- Born: Anna King Shetland, Scotland, UK
- Education: Duncan of Jordanstone College of Art and Design
- Known for: Painting
- Movement: landscape art
- Awards: Jolomo Award

= Anna King (artist) =

Scottish artist

Blinkbonnie Quarry - one of Anna King's first prize pictures for the Jolomo Award 2007

Anna King, is a Scottish landscape artist "who seeks out forgotten spaces and derelict buildings."

She was born in Shetland, spent most of her life in the Scottish Borders, and lives in the village of Greenlaw, near Kelso.

She first came to attention of the general public at her degree show at Dundee's Duncan of Jordanstone College of Art and Design in 2005.

==Awards==

In 2017, she won the top prize of £20,000 in the annual Jolomo Award, established by John Lowrie Morrison and awarded to Scottish Landscape Artists.

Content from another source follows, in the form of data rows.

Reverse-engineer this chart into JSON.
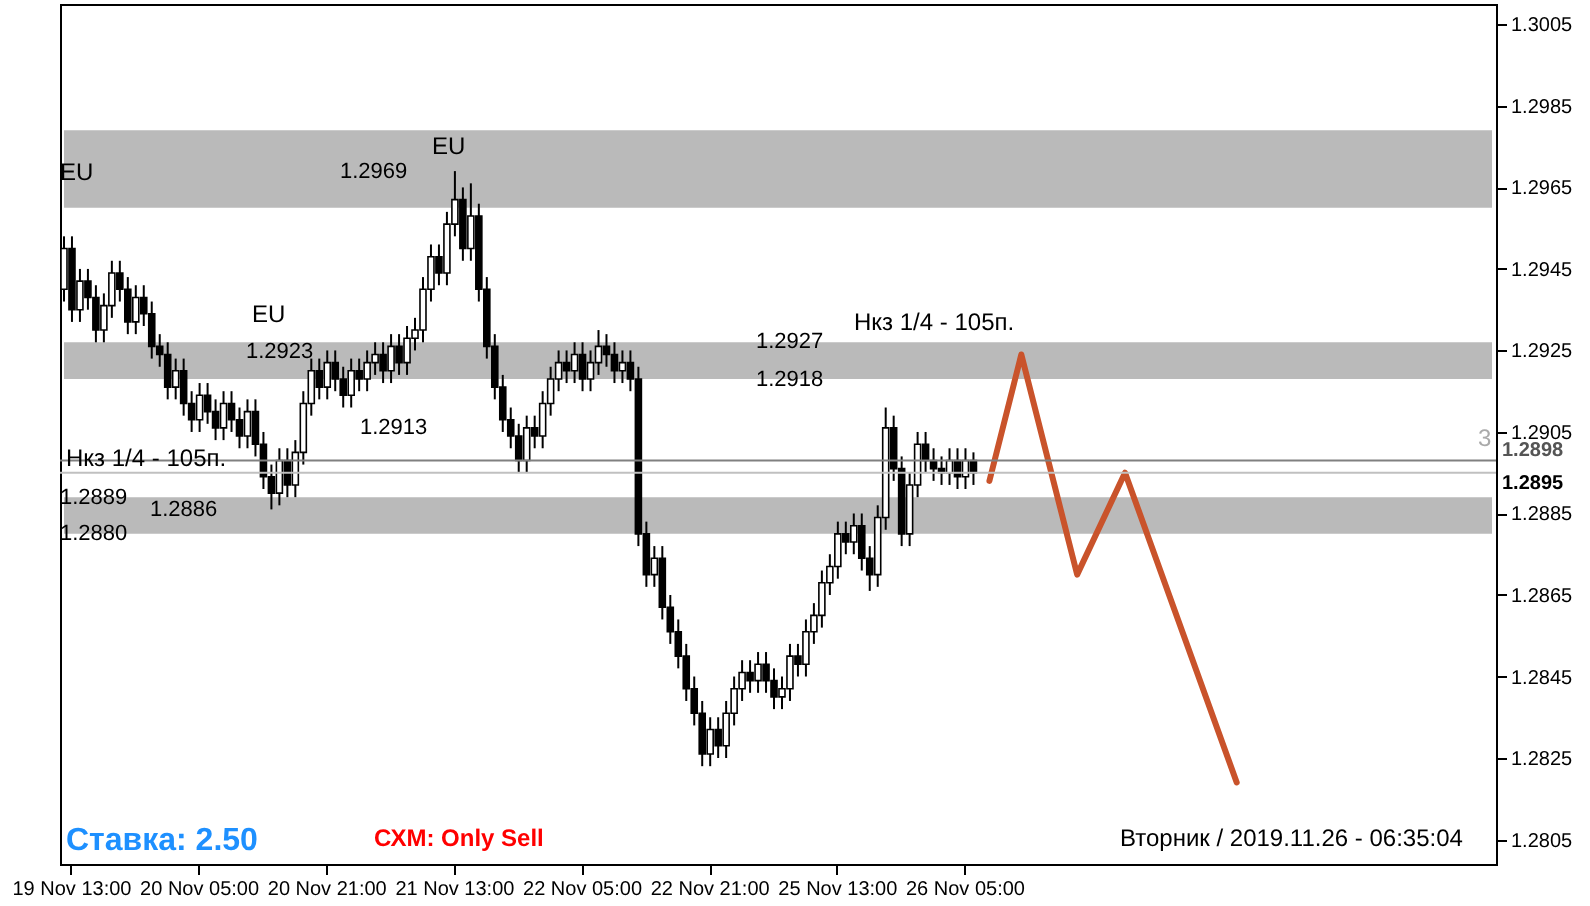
{
  "chart_data": {
    "type": "candlestick",
    "categories": [
      null,
      "19 Nov 13:00",
      null,
      null,
      null,
      null,
      null,
      null,
      null,
      null,
      null,
      null,
      null,
      null,
      null,
      null,
      null,
      "20 Nov 05:00",
      null,
      null,
      null,
      null,
      null,
      null,
      null,
      null,
      null,
      null,
      null,
      null,
      null,
      null,
      null,
      "20 Nov 21:00",
      null,
      null,
      null,
      null,
      null,
      null,
      null,
      null,
      null,
      null,
      null,
      null,
      null,
      null,
      null,
      "21 Nov 13:00",
      null,
      null,
      null,
      null,
      null,
      null,
      null,
      null,
      null,
      null,
      null,
      null,
      null,
      null,
      null,
      "22 Nov 05:00",
      null,
      null,
      null,
      null,
      null,
      null,
      null,
      null,
      null,
      null,
      null,
      null,
      null,
      null,
      null,
      "22 Nov 21:00",
      null,
      null,
      null,
      null,
      null,
      null,
      null,
      null,
      null,
      null,
      null,
      null,
      null,
      null,
      null,
      "25 Nov 13:00",
      null,
      null,
      null,
      null,
      null,
      null,
      null,
      null,
      null,
      null,
      null,
      null,
      null,
      null,
      null,
      "26 Nov 05:00",
      null,
      null,
      null,
      null,
      null,
      null,
      null,
      null,
      null,
      null,
      null,
      null,
      null,
      null,
      null,
      null,
      null,
      null,
      null,
      null,
      null,
      null,
      null,
      null,
      null,
      null,
      null,
      null,
      null,
      null,
      null,
      null,
      null,
      null,
      null,
      null,
      null,
      null,
      null,
      null,
      null,
      null,
      null,
      null,
      null,
      null,
      null,
      null,
      null,
      null,
      null,
      null,
      null,
      null,
      null,
      null,
      null,
      null,
      null,
      null,
      null,
      null,
      null,
      null,
      null,
      null
    ],
    "ohlc": [
      [
        1.294,
        1.2953,
        1.2937,
        1.295
      ],
      [
        1.295,
        1.2953,
        1.2932,
        1.2935
      ],
      [
        1.2935,
        1.2945,
        1.2932,
        1.2942
      ],
      [
        1.2942,
        1.2945,
        1.2935,
        1.2938
      ],
      [
        1.2938,
        1.2941,
        1.2927,
        1.293
      ],
      [
        1.293,
        1.2939,
        1.2927,
        1.2936
      ],
      [
        1.2936,
        1.2947,
        1.2933,
        1.2944
      ],
      [
        1.2944,
        1.2947,
        1.2937,
        1.294
      ],
      [
        1.294,
        1.2943,
        1.2929,
        1.2932
      ],
      [
        1.2932,
        1.2941,
        1.2929,
        1.2938
      ],
      [
        1.2938,
        1.2941,
        1.2931,
        1.2934
      ],
      [
        1.2934,
        1.2937,
        1.2923,
        1.2926
      ],
      [
        1.2926,
        1.2929,
        1.2921,
        1.2924
      ],
      [
        1.2924,
        1.2927,
        1.2913,
        1.2916
      ],
      [
        1.2916,
        1.2923,
        1.2913,
        1.292
      ],
      [
        1.292,
        1.2923,
        1.2909,
        1.2912
      ],
      [
        1.2912,
        1.2915,
        1.2905,
        1.2908
      ],
      [
        1.2908,
        1.2917,
        1.2905,
        1.2914
      ],
      [
        1.2914,
        1.2917,
        1.2907,
        1.291
      ],
      [
        1.291,
        1.2913,
        1.2903,
        1.2906
      ],
      [
        1.2906,
        1.2915,
        1.2903,
        1.2912
      ],
      [
        1.2912,
        1.2915,
        1.2905,
        1.2908
      ],
      [
        1.2908,
        1.2911,
        1.2901,
        1.2904
      ],
      [
        1.2904,
        1.2913,
        1.2901,
        1.291
      ],
      [
        1.291,
        1.2913,
        1.2899,
        1.2902
      ],
      [
        1.2902,
        1.2905,
        1.2891,
        1.2894
      ],
      [
        1.2894,
        1.2897,
        1.2886,
        1.289
      ],
      [
        1.289,
        1.2901,
        1.2887,
        1.2898
      ],
      [
        1.2898,
        1.2901,
        1.2889,
        1.2892
      ],
      [
        1.2892,
        1.2903,
        1.2889,
        1.29
      ],
      [
        1.29,
        1.2915,
        1.2897,
        1.2912
      ],
      [
        1.2912,
        1.2923,
        1.2909,
        1.292
      ],
      [
        1.292,
        1.2923,
        1.2913,
        1.2916
      ],
      [
        1.2916,
        1.2925,
        1.2913,
        1.2922
      ],
      [
        1.2922,
        1.2925,
        1.2915,
        1.2918
      ],
      [
        1.2918,
        1.2921,
        1.2911,
        1.2914
      ],
      [
        1.2914,
        1.2923,
        1.2911,
        1.292
      ],
      [
        1.292,
        1.2923,
        1.2915,
        1.2918
      ],
      [
        1.2918,
        1.2925,
        1.2915,
        1.2922
      ],
      [
        1.2922,
        1.2927,
        1.2919,
        1.2924
      ],
      [
        1.2924,
        1.2927,
        1.2917,
        1.292
      ],
      [
        1.292,
        1.2929,
        1.2917,
        1.2926
      ],
      [
        1.2926,
        1.2929,
        1.2919,
        1.2922
      ],
      [
        1.2922,
        1.2931,
        1.2919,
        1.2928
      ],
      [
        1.2928,
        1.2933,
        1.2925,
        1.293
      ],
      [
        1.293,
        1.2943,
        1.2927,
        1.294
      ],
      [
        1.294,
        1.2951,
        1.2937,
        1.2948
      ],
      [
        1.2948,
        1.2951,
        1.2941,
        1.2944
      ],
      [
        1.2944,
        1.2959,
        1.2941,
        1.2956
      ],
      [
        1.2956,
        1.2969,
        1.2953,
        1.2962
      ],
      [
        1.2962,
        1.2965,
        1.2947,
        1.295
      ],
      [
        1.295,
        1.2966,
        1.2947,
        1.2958
      ],
      [
        1.2958,
        1.2961,
        1.2937,
        1.294
      ],
      [
        1.294,
        1.2943,
        1.2923,
        1.2926
      ],
      [
        1.2926,
        1.2929,
        1.2913,
        1.2916
      ],
      [
        1.2916,
        1.2919,
        1.2905,
        1.2908
      ],
      [
        1.2908,
        1.2911,
        1.2901,
        1.2904
      ],
      [
        1.2904,
        1.2907,
        1.2895,
        1.2898
      ],
      [
        1.2898,
        1.2909,
        1.2895,
        1.2906
      ],
      [
        1.2906,
        1.2909,
        1.2901,
        1.2904
      ],
      [
        1.2904,
        1.2915,
        1.2901,
        1.2912
      ],
      [
        1.2912,
        1.2921,
        1.2909,
        1.2918
      ],
      [
        1.2918,
        1.2925,
        1.2915,
        1.2922
      ],
      [
        1.2922,
        1.2925,
        1.2917,
        1.292
      ],
      [
        1.292,
        1.2927,
        1.2917,
        1.2924
      ],
      [
        1.2924,
        1.2927,
        1.2915,
        1.2918
      ],
      [
        1.2918,
        1.2925,
        1.2915,
        1.2922
      ],
      [
        1.2922,
        1.293,
        1.2919,
        1.2926
      ],
      [
        1.2926,
        1.2929,
        1.2921,
        1.2924
      ],
      [
        1.2924,
        1.2927,
        1.2917,
        1.292
      ],
      [
        1.292,
        1.2925,
        1.2917,
        1.2922
      ],
      [
        1.2922,
        1.2925,
        1.2915,
        1.2918
      ],
      [
        1.2918,
        1.2921,
        1.2877,
        1.288
      ],
      [
        1.288,
        1.2883,
        1.2867,
        1.287
      ],
      [
        1.287,
        1.2877,
        1.2867,
        1.2874
      ],
      [
        1.2874,
        1.2877,
        1.2859,
        1.2862
      ],
      [
        1.2862,
        1.2865,
        1.2853,
        1.2856
      ],
      [
        1.2856,
        1.2859,
        1.2847,
        1.285
      ],
      [
        1.285,
        1.2853,
        1.2839,
        1.2842
      ],
      [
        1.2842,
        1.2845,
        1.2833,
        1.2836
      ],
      [
        1.2836,
        1.2839,
        1.2823,
        1.2826
      ],
      [
        1.2826,
        1.2835,
        1.2823,
        1.2832
      ],
      [
        1.2832,
        1.2835,
        1.2825,
        1.2828
      ],
      [
        1.2828,
        1.2839,
        1.2825,
        1.2836
      ],
      [
        1.2836,
        1.2845,
        1.2833,
        1.2842
      ],
      [
        1.2842,
        1.2849,
        1.2839,
        1.2846
      ],
      [
        1.2846,
        1.2849,
        1.2841,
        1.2844
      ],
      [
        1.2844,
        1.2851,
        1.2841,
        1.2848
      ],
      [
        1.2848,
        1.2851,
        1.2841,
        1.2844
      ],
      [
        1.2844,
        1.2847,
        1.2837,
        1.284
      ],
      [
        1.284,
        1.2845,
        1.2837,
        1.2842
      ],
      [
        1.2842,
        1.2853,
        1.2839,
        1.285
      ],
      [
        1.285,
        1.2853,
        1.2845,
        1.2848
      ],
      [
        1.2848,
        1.2859,
        1.2845,
        1.2856
      ],
      [
        1.2856,
        1.2863,
        1.2853,
        1.286
      ],
      [
        1.286,
        1.2871,
        1.2857,
        1.2868
      ],
      [
        1.2868,
        1.2875,
        1.2865,
        1.2872
      ],
      [
        1.2872,
        1.2883,
        1.2869,
        1.288
      ],
      [
        1.288,
        1.2883,
        1.2875,
        1.2878
      ],
      [
        1.2878,
        1.2885,
        1.2875,
        1.2882
      ],
      [
        1.2882,
        1.2885,
        1.2871,
        1.2874
      ],
      [
        1.2874,
        1.2877,
        1.2866,
        1.287
      ],
      [
        1.287,
        1.2887,
        1.2867,
        1.2884
      ],
      [
        1.2884,
        1.2911,
        1.2881,
        1.2906
      ],
      [
        1.2906,
        1.2909,
        1.2893,
        1.2896
      ],
      [
        1.2896,
        1.2899,
        1.2877,
        1.288
      ],
      [
        1.288,
        1.2895,
        1.2877,
        1.2892
      ],
      [
        1.2892,
        1.2905,
        1.2889,
        1.2902
      ],
      [
        1.2902,
        1.2905,
        1.2895,
        1.2898
      ],
      [
        1.2898,
        1.2901,
        1.2893,
        1.2896
      ],
      [
        1.2896,
        1.2899,
        1.2892,
        1.2895
      ],
      [
        1.2895,
        1.2901,
        1.2892,
        1.2898
      ],
      [
        1.2898,
        1.2901,
        1.2891,
        1.2894
      ],
      [
        1.2894,
        1.2901,
        1.2891,
        1.2898
      ],
      [
        1.2898,
        1.29,
        1.2892,
        1.2895
      ],
      null,
      null,
      null,
      null,
      null,
      null,
      null,
      null,
      null,
      null,
      null,
      null,
      null,
      null,
      null,
      null,
      null,
      null,
      null,
      null,
      null,
      null,
      null,
      null,
      null,
      null,
      null,
      null,
      null,
      null,
      null,
      null,
      null,
      null,
      null,
      null,
      null,
      null,
      null,
      null,
      null,
      null,
      null,
      null,
      null,
      null,
      null,
      null,
      null,
      null,
      null,
      null,
      null,
      null,
      null,
      null,
      null,
      null,
      null,
      null,
      null,
      null,
      null,
      null,
      null
    ],
    "series": [
      {
        "type": "line",
        "color": "#c9532b",
        "values": [
          null,
          null,
          null,
          null,
          null,
          null,
          null,
          null,
          null,
          null,
          null,
          null,
          null,
          null,
          null,
          null,
          null,
          null,
          null,
          null,
          null,
          null,
          null,
          null,
          null,
          null,
          null,
          null,
          null,
          null,
          null,
          null,
          null,
          null,
          null,
          null,
          null,
          null,
          null,
          null,
          null,
          null,
          null,
          null,
          null,
          null,
          null,
          null,
          null,
          null,
          null,
          null,
          null,
          null,
          null,
          null,
          null,
          null,
          null,
          null,
          null,
          null,
          null,
          null,
          null,
          null,
          null,
          null,
          null,
          null,
          null,
          null,
          null,
          null,
          null,
          null,
          null,
          null,
          null,
          null,
          null,
          null,
          null,
          null,
          null,
          null,
          null,
          null,
          null,
          null,
          null,
          null,
          null,
          null,
          null,
          null,
          null,
          null,
          null,
          null,
          null,
          null,
          null,
          null,
          null,
          null,
          null,
          null,
          null,
          null,
          null,
          null,
          null,
          null,
          null,
          null,
          1.2893,
          null,
          null,
          null,
          1.2924,
          null,
          null,
          null,
          null,
          null,
          null,
          1.287,
          null,
          null,
          null,
          null,
          null,
          1.2895,
          null,
          null,
          null,
          null,
          null,
          null,
          null,
          null,
          null,
          null,
          null,
          null,
          null,
          1.2819,
          null,
          null,
          null,
          null,
          null,
          null,
          null,
          null,
          null,
          null,
          null,
          null,
          null,
          null,
          null,
          null,
          null,
          null,
          null,
          null,
          null,
          null,
          null,
          null,
          null,
          null,
          null,
          null,
          null,
          null,
          null,
          null
        ]
      }
    ],
    "ylim": [
      1.2799,
      1.301
    ],
    "yticks": [
      1.2805,
      1.2825,
      1.2845,
      1.2865,
      1.2885,
      1.2905,
      1.2925,
      1.2945,
      1.2965,
      1.2985,
      1.3005
    ],
    "bands": [
      {
        "axis": "y",
        "from": 1.296,
        "to": 1.2979,
        "color": "#a9a9a9"
      },
      {
        "axis": "y",
        "from": 1.288,
        "to": 1.2889,
        "color": "#a9a9a9"
      },
      {
        "axis": "y",
        "from": 1.2918,
        "to": 1.2927,
        "color": "#a9a9a9"
      }
    ],
    "ref_lines": [
      {
        "axis": "y",
        "value": 1.2898,
        "label": "1.2898",
        "color": "#808080"
      },
      {
        "axis": "y",
        "value": 1.2895,
        "label": "1.2895",
        "color": "#c0c0c0"
      }
    ],
    "annotations": [
      "Ставка: 2.50",
      "СХМ: Only Sell",
      "Вторник / 2019.11.26 - 06:35:04",
      "Нкз 1/4 - 105п.",
      "Нкз 1/4 - 105п.",
      "EU",
      "EU",
      "EU",
      "1.2969",
      "1.2923",
      "1.2913",
      "1.2889",
      "1.2880",
      "1.2886",
      "1.2927",
      "1.2918",
      "3"
    ]
  }
}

She also received the Royal Scottish Academy Landscape Award from the RSA Student Exhibition and also received the Ian Eadie Award from the Duncan of Jordanstone College of Art and Design

==Exhibitions==

She has had solo exhibitions at:

- Open Eye Gallery in Edinburgh
- Beaux Art Gallery Bath
- 108 Fine Art, Harrogate

She has also exhibited at many other art galleries including the Glasgow Art Fair and the Gallery Heinzel.

==TV==

She featured on the BBC Coast Series, when Alice Roberts visited her during one of her residencies at the Watchie and explored what drew Joan Eardley to Catterline. Also she is the featured artist in a recent Blackberry Ad which shows William Ramsay, founder of the Affordable Art Fair, visiting the artist and then using his BlackBerry Torch to share her paintings with his colleagues. She also featured in a BBC program "Making Art Work: First Idea to Final Piece"

==Art==

She normally works in oil and pencil, on paper and board.

"This gifted young artist has spent the past two winters working at Joan Eardley's clifftop studio at Catterline. The results are very different from Eardley's wild, densely painted seascapes: cooler, more cerebral, with an almost icy range of colours. Yet something of Eardley's response to nature as an untameable force is echoed in King's bleakly attractive images of post-industrial landscapes: empty feral places where nature is slowly reclaiming the land."